Sean Parker tuvo una infancia bastante difícil. Era un chico problemático con problemas de salud -asmático- y su vida no estuvo exenta de sanciones y castigos.
Desde pequeño se interesó por la lectura y con apenas 7 años, su padre, que trabajaba de oceanógrafo para el gobierno de Estados Unidos, decidió enseñarle programación en un Atari 800.
Todos estos conocimientos lo llevaron a ser un adolescente con una inteligencia por encima de la media y gracias su experiencia en al mundo informático, utilizó la explosión de Internet para incursionar en la piratería de redes informáticas, tanto de empresas locales como organizaciones de otros países.

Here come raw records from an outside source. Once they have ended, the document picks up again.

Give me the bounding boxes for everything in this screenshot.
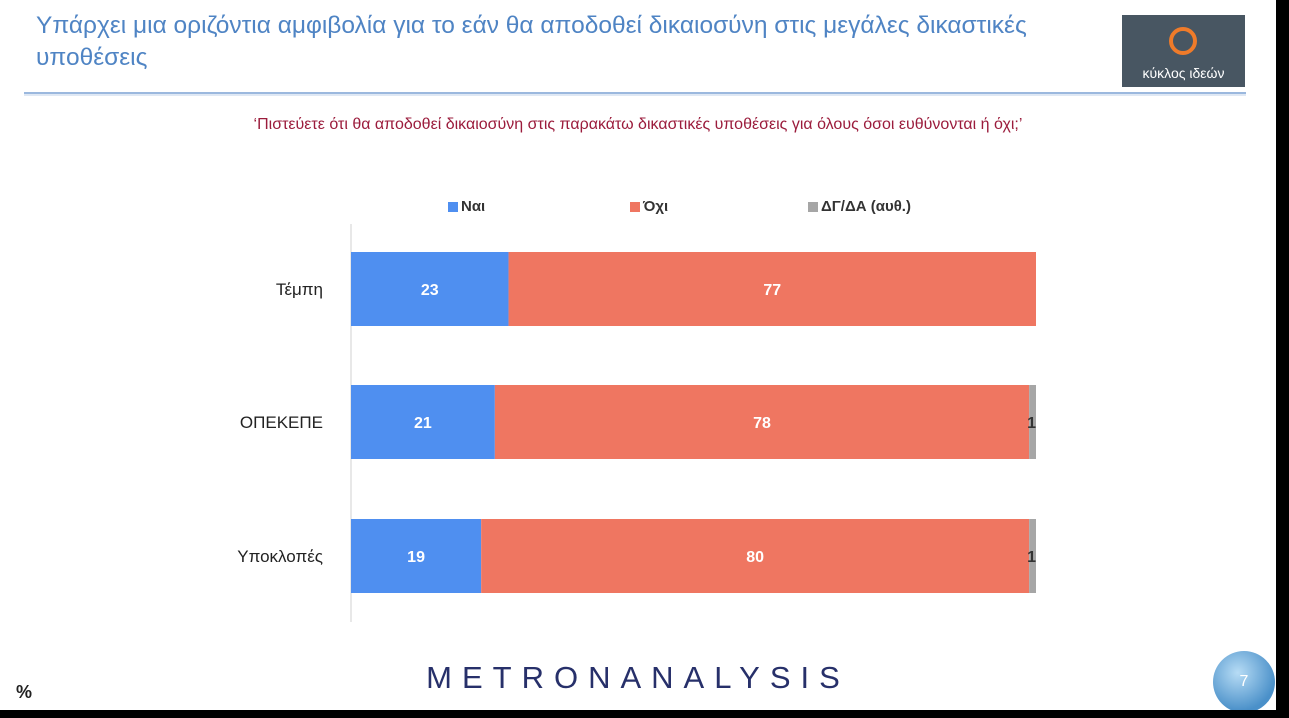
bar-segment [351,252,509,326]
slide-title: Υπάρχει μια οριζόντια αμφιβολία για το ε… [36,12,1027,71]
category-label: Τέμπη [276,280,323,299]
percent-unit-label: % [16,682,33,702]
legend-label-nai: Ναι [461,198,486,215]
data-label: 19 [407,549,425,566]
survey-question: ‘Πιστεύετε ότι θα αποδοθεί δικαιοσύνη στ… [253,116,1023,133]
legend-swatch-ochi [630,202,640,212]
bar-segment [494,385,1030,459]
data-label: 80 [746,549,764,566]
data-label: 23 [421,282,439,299]
page-number-badge: 7 [1213,651,1275,710]
bar-segment [1029,519,1036,593]
data-label: 78 [753,415,771,432]
bar-segment [508,252,1036,326]
legend-swatch-dk-na [808,202,818,212]
logo-ring-icon [1169,27,1197,55]
data-label: 77 [763,282,781,299]
legend-label-dk-na: ΔΓ/ΔΑ (αυθ.) [821,198,911,215]
kyklos-ideon-logo: κύκλος ιδεών [1122,15,1245,87]
data-label: 1 [1027,415,1036,432]
bar-segment [481,519,1030,593]
category-label: ΟΠΕΚΕΠΕ [240,413,323,432]
legend-swatch-nai [448,202,458,212]
stacked-bar-chart: Τέμπη 23 77 ΟΠΕΚΕΠΕ 21 78 1 Υποκλοπές 19 80 1 [237,224,1036,622]
chart-legend: Ναι Όχι ΔΓ/ΔΑ (αυθ.) [0,198,1276,218]
bar-segment [351,385,495,459]
legend-label-ochi: Όχι [643,198,669,215]
slide: Υπάρχει μια οριζόντια αμφιβολία για το ε… [0,0,1276,710]
category-label: Υποκλοπές [237,547,323,566]
title-divider-shadow [24,94,1246,96]
page-number: 7 [1239,673,1249,690]
data-label: 21 [414,415,432,432]
bar-segment [1029,385,1036,459]
logo-text: κύκλος ιδεών [1142,65,1225,81]
data-label: 1 [1027,549,1036,566]
metron-analysis-brand: METRONANALYSIS [426,660,850,695]
window-edge [1276,0,1289,710]
title-divider [24,92,1246,94]
bar-segment [351,519,482,593]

A los 15 años, su capacidad en el mundo del hacking llamó la atención del FBI y se vio obligado a hacer servicio comunitario con otros adolescentes infractores en la biblioteca local. En esa época conoció a Shawn Fanning, quien también tenía 15 años y entre sus hobbies, se encontraba el hackeo.
Ambos crearon Napster en 1999 y en su primer año, ya contaban con 20 millones de usuarios descargando 14.000 canciones por minuto. Para esta época, el concepto de «MP3» pasaba a convertirse en la palabra más buscada en los motores de búsqueda.
Esto supuso para la industria musical, el desafío más grande de su historia: las personas con conexión a internet, eran capaces ahora de descargar toda la música que quisieran de manera gratuita.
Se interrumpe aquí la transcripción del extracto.